Several of the initial sources of information about Padilla were subjected to waterboarding and other coercive and controversial interrogation techniques at secret CIA interrogation centers overseas. Human rights experts consider these techniques a form of torture that can render provided information unreliable.
There is no allegation that Padilla was waterboarded. But his lawyers say he was subject to “a vicious program of interrogation.”
He was confined to an isolation cell for a 21-month regime of sleep and sensory deprivation. The cell had no mattress, blanket, sheet, or pillow. He was frequently shackled in painful stress positions and threatened with immediate execution unless he gave a full confession of his alleged involvement with Al-Qaeda, according of Padilla’s lawyers.
Padilla’s treatment by the Bush administration attracted international attention and raised fundamental issues about a president’s power to strip a US citizen of his or her constitutional rights by designating him an enemy combatant – even when that citizen was arrested on American soil.
That issue has not reached the US Supreme Court, in part because Padilla was moved backed into the criminal justice system on the eve of the high court considering whether to hear Padilla’s case. The action mooted the constitutional issues raised by Padilla’s lawyers.

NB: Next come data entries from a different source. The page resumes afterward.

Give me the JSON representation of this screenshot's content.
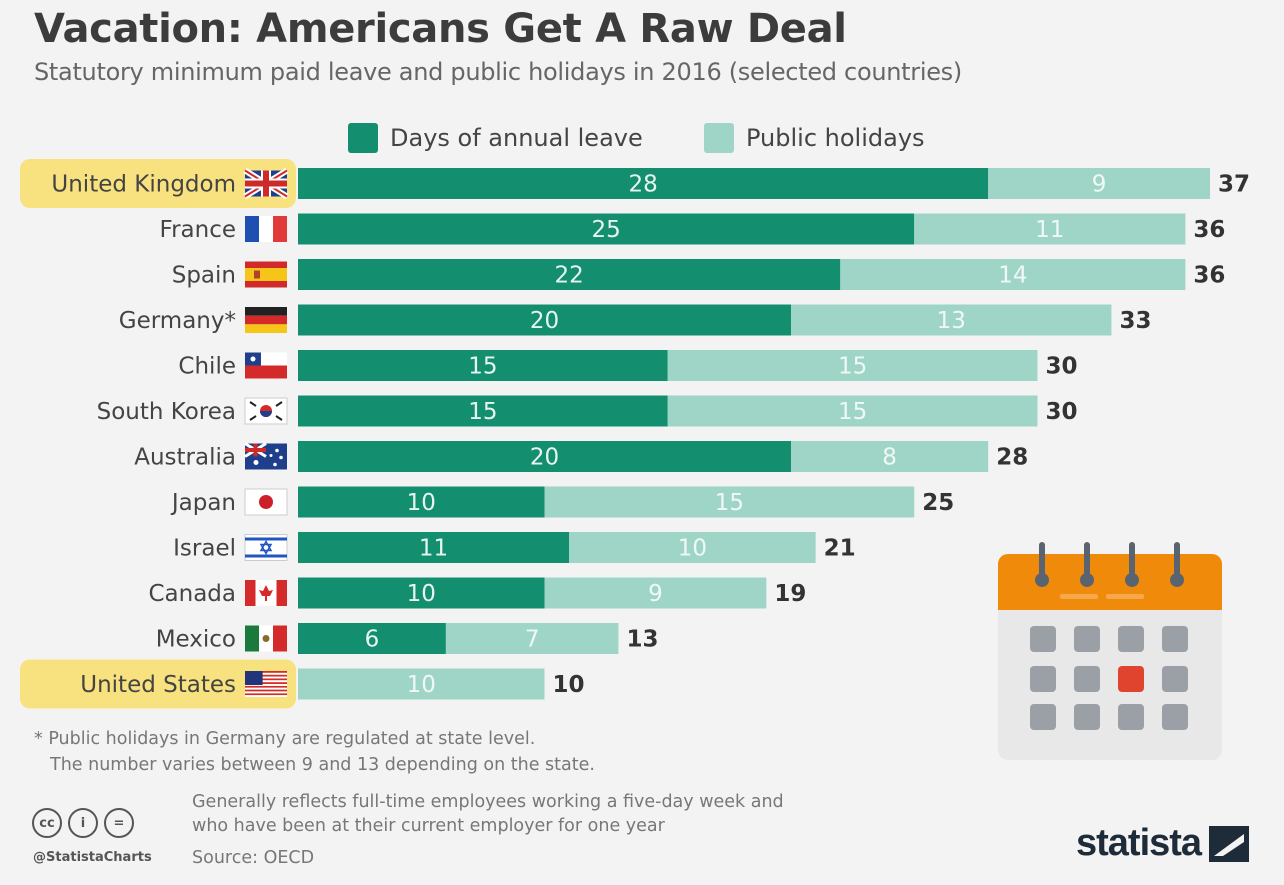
{
  "title": "Vacation: Americans Get A Raw Deal",
  "subtitle": "Statutory minimum paid leave and public holidays in 2016 (selected countries)",
  "colors": {
    "annual_leave": "#138f6f",
    "public_holidays": "#9fd5c6",
    "highlight": "#f8de6a"
  },
  "chart_data": {
    "type": "bar",
    "orientation": "horizontal",
    "stacked": true,
    "categories": [
      "United Kingdom",
      "France",
      "Spain",
      "Germany*",
      "Chile",
      "South Korea",
      "Australia",
      "Japan",
      "Israel",
      "Canada",
      "Mexico",
      "United States"
    ],
    "series": [
      {
        "name": "Days of annual leave",
        "values": [
          28,
          25,
          22,
          20,
          15,
          15,
          20,
          10,
          11,
          10,
          6,
          0
        ]
      },
      {
        "name": "Public holidays",
        "values": [
          9,
          11,
          14,
          13,
          15,
          15,
          8,
          15,
          10,
          9,
          7,
          10
        ]
      }
    ],
    "totals": [
      37,
      36,
      36,
      33,
      30,
      30,
      28,
      25,
      21,
      19,
      13,
      10
    ],
    "highlighted": [
      "United Kingdom",
      "United States"
    ],
    "flags": [
      "uk-flag-icon",
      "france-flag-icon",
      "spain-flag-icon",
      "germany-flag-icon",
      "chile-flag-icon",
      "south-korea-flag-icon",
      "australia-flag-icon",
      "japan-flag-icon",
      "israel-flag-icon",
      "canada-flag-icon",
      "mexico-flag-icon",
      "usa-flag-icon"
    ],
    "legend_position": "top"
  },
  "footnote": {
    "line1": "* Public holidays in Germany are regulated at state level.",
    "line2": "The number varies between 9 and 13 depending on the state."
  },
  "note": {
    "line1": "Generally reflects full-time employees working a five-day week and",
    "line2": "who have been at their current employer for one year"
  },
  "source": "Source: OECD",
  "handle": "@StatistaCharts",
  "brand": "statista",
  "cc_icons": [
    "cc-icon",
    "by-icon",
    "nd-icon"
  ],
  "cc_labels": [
    "cc",
    "i",
    "="
  ]
}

Padilla was later convicted in a Miami trial of conspiring to provide material support to Al-Qaeda, but the government offered no evidence at trial of what, if anything, Padilla did for the terror group. He is serving a 17-year prison sentence. His conviction is under appeal.
The civil lawsuit in South Carolina seeks to hold US officials accountable for Padilla’s treatment and the conditions of his confinement during the three and a half years he was held without charge at the brig.